Cousin #1 – “Ok, got it. What was your question?”

Cousin #2 – “Is (current crush) going to kiss me tonight?”

Cousin #1 – “Your answer says, ‘All the voyage of their life is bound in shallows and miseries.’”

Cousin #2 – “So… maybe?”

Later we started creating our own fortune-telling devices. Cousin Kelley made cards and a box of cookie-like fortunes, while I made journals and popsicle sticks. No question was safe around these items. Should I have chocolate for lunch?  Who will be my next door neighbor in ten years? What is my dog thinking right now?  Why are there so many balloons on the ceiling at HEB? The truth was out there. Sometimes REALLY out there.

So anyway, today in a bout of super-procrastination unseen in this house for days, I decided to consult ALL of the fortune-telling references at my disposal about the future of my novel and my writing career.

Here’s how it went.

Good News / Bad News

I started with the basics, and pulled a cookie-style fortune out of the box.

fortune
Not a bad start. 🙂

Next came the fortunes-on-a-stick, both store-bought and homemade.

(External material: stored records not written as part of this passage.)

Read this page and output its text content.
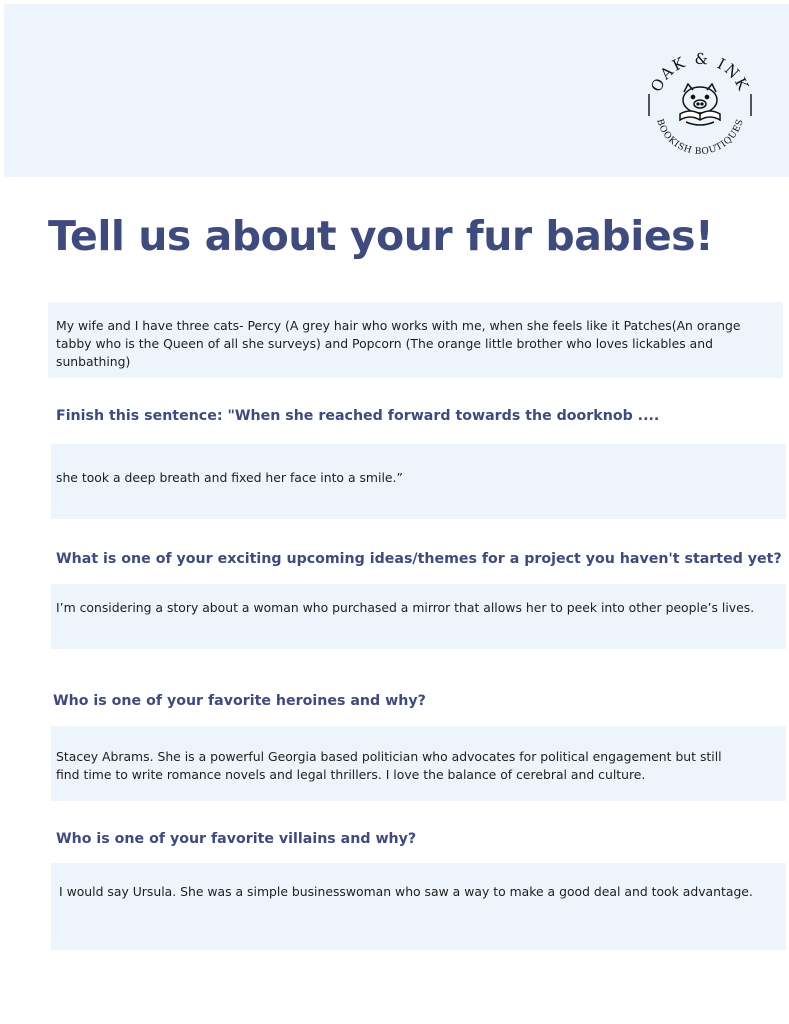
OAK & INK
BOOKISH BOUTIQUES
Tell us about your fur babies!

My wife and I have three cats- Percy (A grey hair who works with me, when she feels like it Patches(An orange tabby who is the Queen of all she surveys) and Popcorn (The orange little brother who loves lickables and sunbathing)

Finish this sentence: "When she reached forward towards the doorknob ....

she took a deep breath and fixed her face into a smile.”

What is one of your exciting upcoming ideas/themes for a project you haven't started yet?

I’m considering a story about a woman who purchased a mirror that allows her to peek into other people’s lives.

Who is one of your favorite heroines and why?

Stacey Abrams. She is a powerful Georgia based politician who advocates for political engagement but still find time to write romance novels and legal thrillers. I love the balance of cerebral and culture.

Who is one of your favorite villains and why?

I would say Ursula. She was a simple businesswoman who saw a way to make a good deal and took advantage.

They were less encouraging.

fortune sticks
But I wear purple a lot…

Then it was the Magic 8 Ball’s turn, and let me tell you, he was in a GOOD mood today!

  • “Will I finish my novel by June?” It is certain.
  • “Will it be good?” As I see it yes.
  • “Will I get an agent in the next six months?” Outlook good.
  • “Will I make money from my book?” Without a doubt.
  • “Will I become a super-famous YA author someday?”
Magic8Ball
Well, ok then!

Buoyed by the 8 Ball’s positivity, I consulted two different homemade fortune-telling journals that I made a decade apart.

HomemadeJournals

I asked the big orange one to give me its best writing advice and turned to page 96.

Awesome.
Awesome.

I asked the smaller journal what my writing career will be like five years from now and randomly chose page 68.

I chose pasta. Underneath it said, "Keep going."
I chose pasta. Underneath it said, “Keep going.”

Next I checked in with the homemade tarot cards my cousin Kelley gave me. I asked them, “What are three things I need to succeed at writing?”

So I need liberation, a sensitive soul, and a drink. Sounds about right.
So I need liberation, a sensitive soul, and a drink. Sounds about right.

Last, but certainly not least, I did a tarot reading with my deck of Halloween Tarot cards. These cards are the real thing. I can always count on them to tell me the truth, whether it’s what I want to hear or not. There’s also a good story about how I aquired them. You can read about it here. (And, if you keep reading further down that page to the note from February 10, 2010, you’ll also learn why I chose not to consult the “Black Cat Fortune-Telling Game” that cousin Kelley gave me for my birthday a few years ago. That one is MEAN.)

The Halloween Tarot, though, is not mean. It’s honest. And it did not disappoint.

HalloweenTarot

I won’t bore you with the details of the full tarot reading. Some of it is personal anyway. The gist is that I’m on the right track. My goal is clear and I know the risks. Other people may not fully understand what I’m doing or why, but that’s ok, because writing is an individual journey and one that is sometimes hard to define. All I know right now is that I’m happy, and I think my novel and I have a future together.